Police investigate 'foot-and-mouth for sale' offer
Police are investigating after a UK farmer was offered the chance to buy a sheep infected with foot-and-mouth disease for Stg£2,000.
Dyfed Powys police have contacted Nuala Preston, 39, of Trefoel Stud Farm in Newport, Pembrokeshire, after she received a telephone call from a man who offered to sell her the infected sheep.
She said he told her the animal could be used to spread the disease among her flock so that she could claim compensation.
A spokeswoman for Dyfed Powys Police said: "We have contacted the farmer involved and we are now investigating the source of the phone call."
Ms Preston said several farmers in Pembrokeshire had received similar offers and has urged them to come forward. She said she was "horrified and angered" by the phone call.
Ms Preston, who has 45 ewes, 10 cattle and breeding ponies at her farm, said desperate farmers could be tempted to take up the offer in an effort to get enough compensation to pull them back from the brink of bankruptcy.
In Cumbria, rumours have been circulating since the start of the foot-and-mouth outbreak that farmers were deliberately infecting animals with the disease to claim compensation, a spokeswoman for the Department of Environment, Food and Rural Affairs said.
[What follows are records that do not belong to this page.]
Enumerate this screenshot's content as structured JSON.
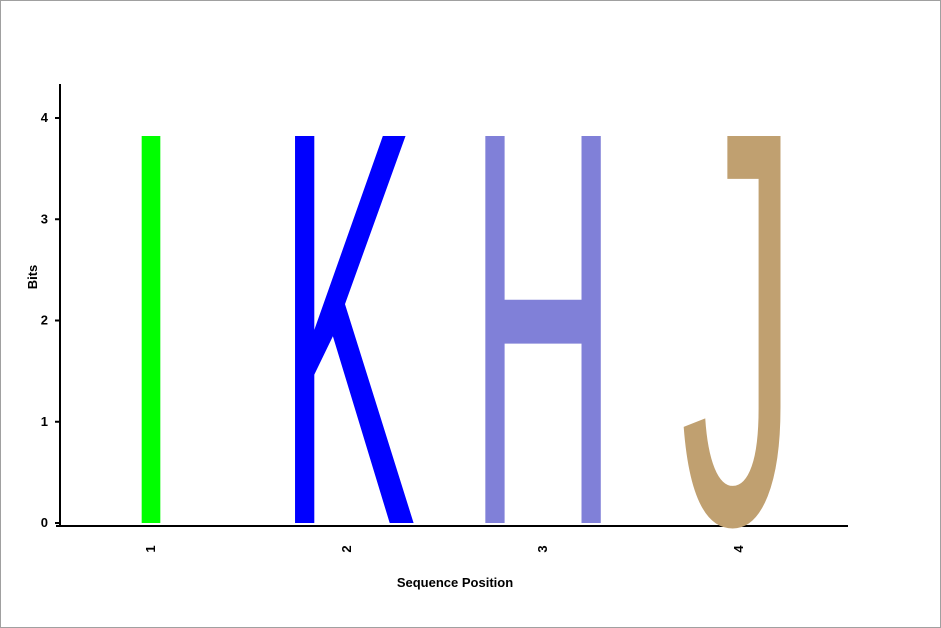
{
  "chart_data": {
    "type": "sequence-logo",
    "xlabel": "Sequence Position",
    "ylabel": "Bits",
    "ylim": [
      0,
      4
    ],
    "yticks": [
      "0",
      "1",
      "2",
      "3",
      "4"
    ],
    "positions": [
      {
        "label": "1",
        "letter": "I",
        "bits": 4.0,
        "color": "#00ff00"
      },
      {
        "label": "2",
        "letter": "K",
        "bits": 4.0,
        "color": "#0000ff"
      },
      {
        "label": "3",
        "letter": "H",
        "bits": 4.0,
        "color": "#8080d8"
      },
      {
        "label": "4",
        "letter": "J",
        "bits": 4.0,
        "color": "#c0a070"
      }
    ],
    "grid": false,
    "legend": "none"
  }
}
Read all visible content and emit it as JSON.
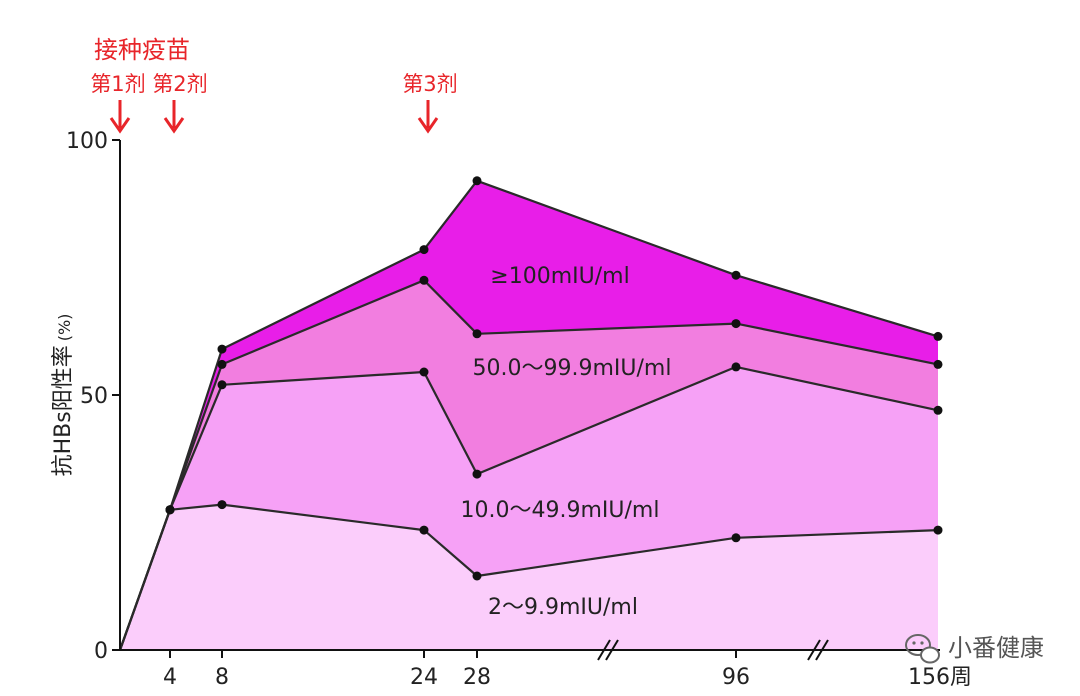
{
  "chart_data": {
    "type": "area",
    "title": "",
    "ylabel_main": "抗HBs阳性率",
    "ylabel_unit": "(%)",
    "ylim": [
      0,
      100
    ],
    "y_ticks": [
      "0",
      "50",
      "100"
    ],
    "x_ticks": [
      "4",
      "8",
      "24",
      "28",
      "96",
      "156周"
    ],
    "x": [
      0,
      4,
      8,
      24,
      28,
      96,
      156
    ],
    "x_axis_breaks": "between 28 and 96, and between 96 and 156",
    "vaccination": {
      "title": "接种疫苗",
      "doses": [
        {
          "label": "第1剂",
          "week": 0
        },
        {
          "label": "第2剂",
          "week": 4
        },
        {
          "label": "第3剂",
          "week": 24
        }
      ]
    },
    "series": [
      {
        "name": "2～9.9mIU/ml",
        "values": [
          0,
          27.5,
          28.5,
          23.5,
          14.5,
          22,
          23.5
        ],
        "color": "#fbcdfb"
      },
      {
        "name": "10.0～49.9mIU/ml",
        "values": [
          0,
          27.5,
          52,
          54.5,
          34.5,
          55.5,
          47
        ],
        "color": "#f6a1f6"
      },
      {
        "name": "50.0～99.9mIU/ml",
        "values": [
          0,
          27.5,
          56,
          72.5,
          62,
          64,
          56
        ],
        "color": "#f27ee0"
      },
      {
        "name": "≥100mIU/ml",
        "values": [
          0,
          27.5,
          59,
          78.5,
          92,
          73.5,
          61.5
        ],
        "color": "#e81ee8"
      }
    ],
    "band_labels": [
      "≥100mIU/ml",
      "50.0～99.9mIU/ml",
      "10.0～49.9mIU/ml",
      "2～9.9mIU/ml"
    ],
    "grid": false,
    "legend": "inside bands"
  },
  "watermark": {
    "text": "小番健康",
    "icon": "wechat-icon"
  },
  "colors": {
    "arrow": "#e8252a",
    "line": "#2a2a2a"
  }
}
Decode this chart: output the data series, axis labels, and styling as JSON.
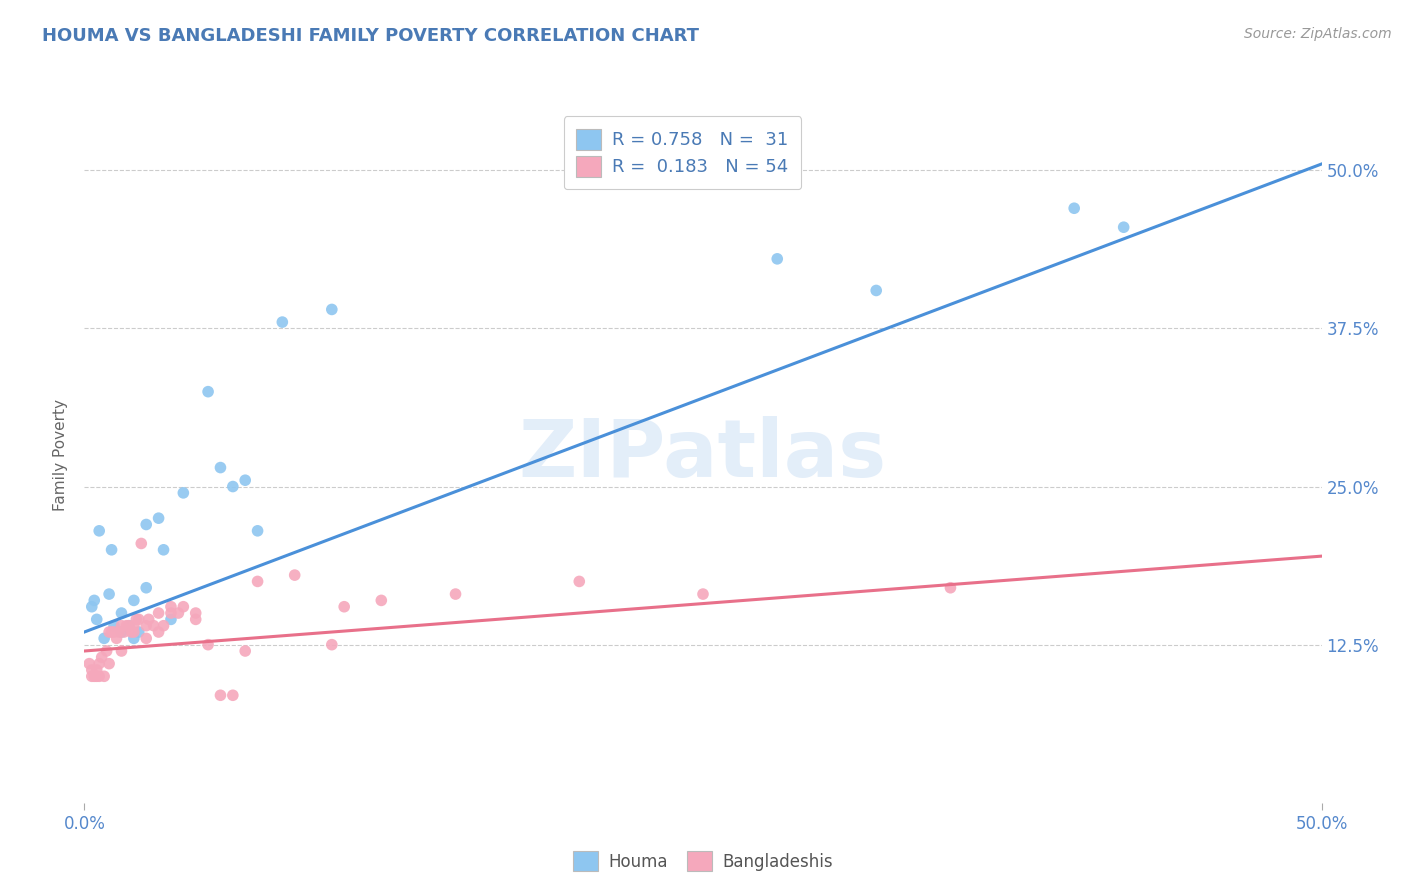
{
  "title": "HOUMA VS BANGLADESHI FAMILY POVERTY CORRELATION CHART",
  "source_text": "Source: ZipAtlas.com",
  "ylabel": "Family Poverty",
  "ytick_values": [
    12.5,
    25.0,
    37.5,
    50.0
  ],
  "xlim": [
    0,
    50
  ],
  "ylim": [
    0,
    55
  ],
  "houma_color": "#8ec6f0",
  "bangladeshi_color": "#f5a8bc",
  "houma_line_color": "#4a90d9",
  "bangladeshi_line_color": "#e8708a",
  "watermark": "ZIPatlas",
  "houma_line_x0": 0,
  "houma_line_y0": 13.5,
  "houma_line_x1": 50,
  "houma_line_y1": 50.5,
  "bang_line_x0": 0,
  "bang_line_y0": 12.0,
  "bang_line_x1": 50,
  "bang_line_y1": 19.5,
  "houma_points": [
    [
      0.3,
      15.5
    ],
    [
      0.4,
      16.0
    ],
    [
      0.5,
      14.5
    ],
    [
      0.6,
      21.5
    ],
    [
      0.8,
      13.0
    ],
    [
      1.0,
      16.5
    ],
    [
      1.1,
      20.0
    ],
    [
      1.2,
      14.0
    ],
    [
      1.5,
      13.5
    ],
    [
      1.5,
      15.0
    ],
    [
      1.8,
      14.0
    ],
    [
      2.0,
      13.0
    ],
    [
      2.0,
      16.0
    ],
    [
      2.2,
      13.5
    ],
    [
      2.5,
      17.0
    ],
    [
      2.5,
      22.0
    ],
    [
      3.0,
      22.5
    ],
    [
      3.2,
      20.0
    ],
    [
      3.5,
      14.5
    ],
    [
      4.0,
      24.5
    ],
    [
      5.0,
      32.5
    ],
    [
      5.5,
      26.5
    ],
    [
      6.0,
      25.0
    ],
    [
      6.5,
      25.5
    ],
    [
      7.0,
      21.5
    ],
    [
      8.0,
      38.0
    ],
    [
      10.0,
      39.0
    ],
    [
      28.0,
      43.0
    ],
    [
      32.0,
      40.5
    ],
    [
      40.0,
      47.0
    ],
    [
      42.0,
      45.5
    ]
  ],
  "bangladeshi_points": [
    [
      0.2,
      11.0
    ],
    [
      0.3,
      10.5
    ],
    [
      0.3,
      10.0
    ],
    [
      0.4,
      10.0
    ],
    [
      0.5,
      10.5
    ],
    [
      0.5,
      10.0
    ],
    [
      0.6,
      10.0
    ],
    [
      0.6,
      11.0
    ],
    [
      0.7,
      11.5
    ],
    [
      0.8,
      10.0
    ],
    [
      0.9,
      12.0
    ],
    [
      1.0,
      11.0
    ],
    [
      1.0,
      13.5
    ],
    [
      1.1,
      13.5
    ],
    [
      1.2,
      13.5
    ],
    [
      1.3,
      13.0
    ],
    [
      1.4,
      13.5
    ],
    [
      1.5,
      12.0
    ],
    [
      1.5,
      14.0
    ],
    [
      1.6,
      13.5
    ],
    [
      1.7,
      14.0
    ],
    [
      1.8,
      14.0
    ],
    [
      1.9,
      13.5
    ],
    [
      2.0,
      13.5
    ],
    [
      2.0,
      14.0
    ],
    [
      2.1,
      14.5
    ],
    [
      2.2,
      14.5
    ],
    [
      2.3,
      20.5
    ],
    [
      2.5,
      13.0
    ],
    [
      2.5,
      14.0
    ],
    [
      2.6,
      14.5
    ],
    [
      2.8,
      14.0
    ],
    [
      3.0,
      13.5
    ],
    [
      3.0,
      15.0
    ],
    [
      3.2,
      14.0
    ],
    [
      3.5,
      15.0
    ],
    [
      3.5,
      15.5
    ],
    [
      3.8,
      15.0
    ],
    [
      4.0,
      15.5
    ],
    [
      4.5,
      15.0
    ],
    [
      4.5,
      14.5
    ],
    [
      5.0,
      12.5
    ],
    [
      5.5,
      8.5
    ],
    [
      6.0,
      8.5
    ],
    [
      6.5,
      12.0
    ],
    [
      7.0,
      17.5
    ],
    [
      8.5,
      18.0
    ],
    [
      10.0,
      12.5
    ],
    [
      10.5,
      15.5
    ],
    [
      12.0,
      16.0
    ],
    [
      15.0,
      16.5
    ],
    [
      20.0,
      17.5
    ],
    [
      25.0,
      16.5
    ],
    [
      35.0,
      17.0
    ]
  ]
}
She said rumours included sheeps' tails and cows' tongues from infected farms being offered to owners of healthy livestock.
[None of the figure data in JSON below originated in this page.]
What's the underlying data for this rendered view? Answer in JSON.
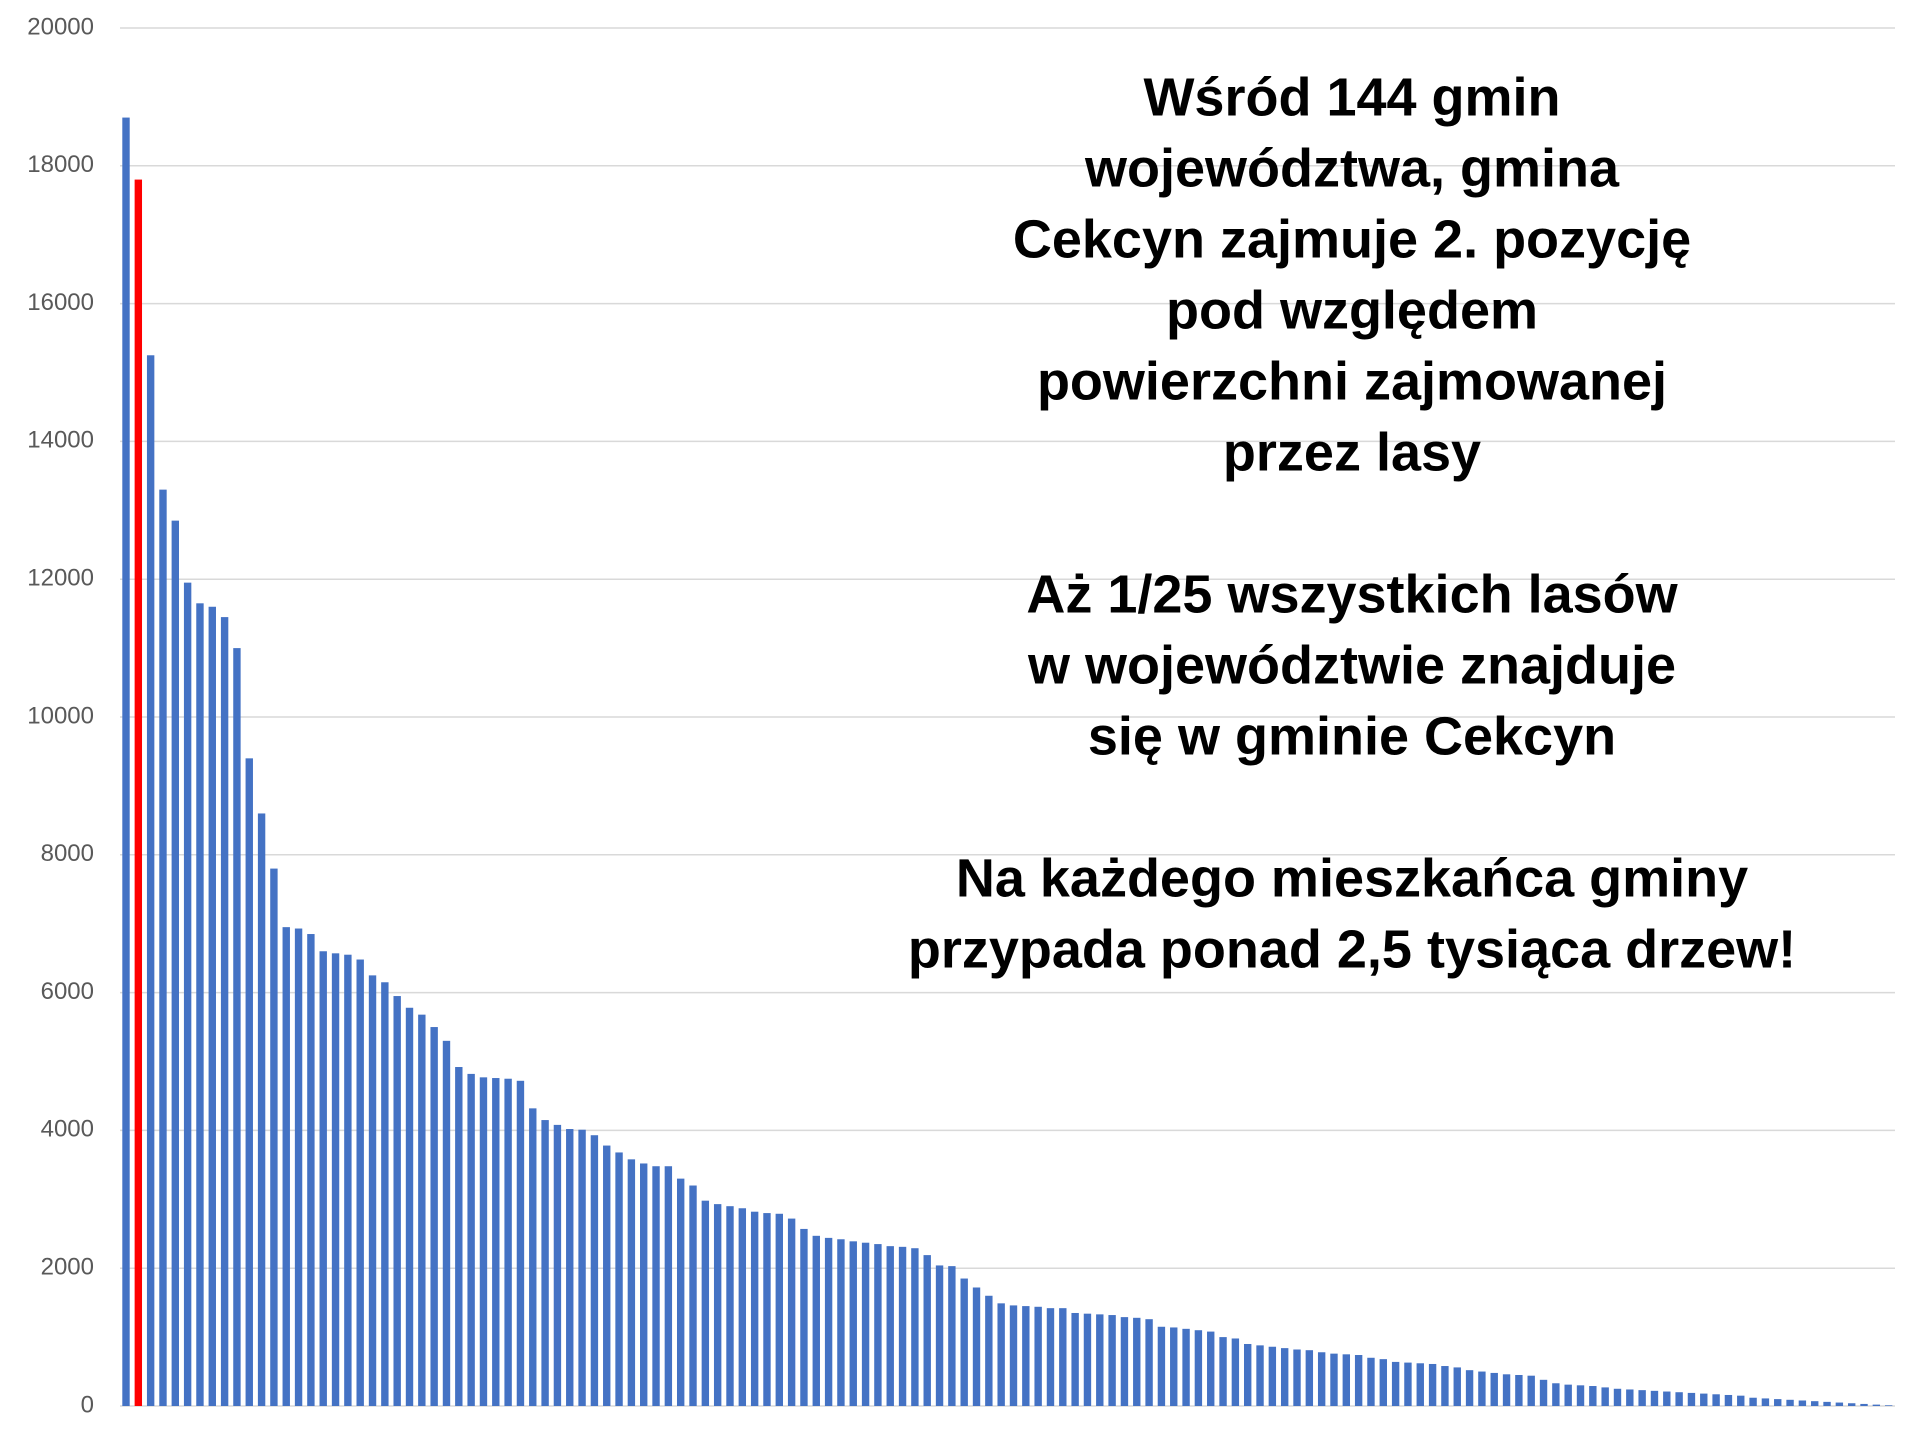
{
  "chart_data": {
    "type": "bar",
    "values": [
      18700,
      17800,
      15250,
      13300,
      12850,
      11950,
      11650,
      11600,
      11450,
      11000,
      9400,
      8600,
      7800,
      6950,
      6930,
      6850,
      6600,
      6570,
      6550,
      6480,
      6250,
      6150,
      5950,
      5780,
      5680,
      5500,
      5300,
      4920,
      4820,
      4770,
      4760,
      4750,
      4720,
      4320,
      4150,
      4080,
      4020,
      4010,
      3930,
      3780,
      3680,
      3580,
      3520,
      3480,
      3480,
      3300,
      3200,
      2980,
      2930,
      2900,
      2870,
      2820,
      2800,
      2790,
      2720,
      2570,
      2470,
      2440,
      2420,
      2390,
      2370,
      2350,
      2320,
      2310,
      2290,
      2190,
      2040,
      2030,
      1850,
      1720,
      1600,
      1490,
      1460,
      1450,
      1440,
      1420,
      1420,
      1350,
      1340,
      1330,
      1320,
      1290,
      1280,
      1260,
      1150,
      1140,
      1120,
      1100,
      1080,
      1000,
      980,
      900,
      880,
      860,
      840,
      820,
      810,
      780,
      760,
      750,
      740,
      700,
      680,
      640,
      630,
      620,
      610,
      580,
      560,
      520,
      500,
      480,
      460,
      450,
      440,
      380,
      330,
      310,
      300,
      290,
      270,
      250,
      240,
      230,
      220,
      210,
      200,
      190,
      180,
      170,
      160,
      150,
      120,
      110,
      100,
      90,
      80,
      70,
      60,
      50,
      40,
      30,
      20,
      10
    ],
    "color": "#4472c4",
    "highlight_index": 1,
    "highlight_color": "#ff0000",
    "ylim": [
      0,
      20000
    ],
    "yticks": [
      0,
      2000,
      4000,
      6000,
      8000,
      10000,
      12000,
      14000,
      16000,
      18000,
      20000
    ],
    "grid": true,
    "annotations": [
      [
        "Wśród 144 gmin",
        "województwa, gmina",
        "Cekcyn zajmuje 2. pozycję",
        "pod względem",
        "powierzchni zajmowanej",
        "przez lasy"
      ],
      [
        "Aż 1/25 wszystkich lasów",
        "w województwie znajduje",
        "się w gminie Cekcyn"
      ],
      [
        "Na każdego mieszkańca gminy",
        "przypada ponad 2,5 tysiąca drzew!"
      ]
    ]
  }
}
"We take these allegations very seriously," she said. "If anyone has any evidence, please let us know. This is deliberate fraud and it would eventually be a police matter."
Ian Mandle, group secretary for the National Farmers Union in north Cumbria, said: "Rumours have been rife about this for weeks now. But there is no concrete evidence. I don't think there is any farmer who would deliberately infect their animals."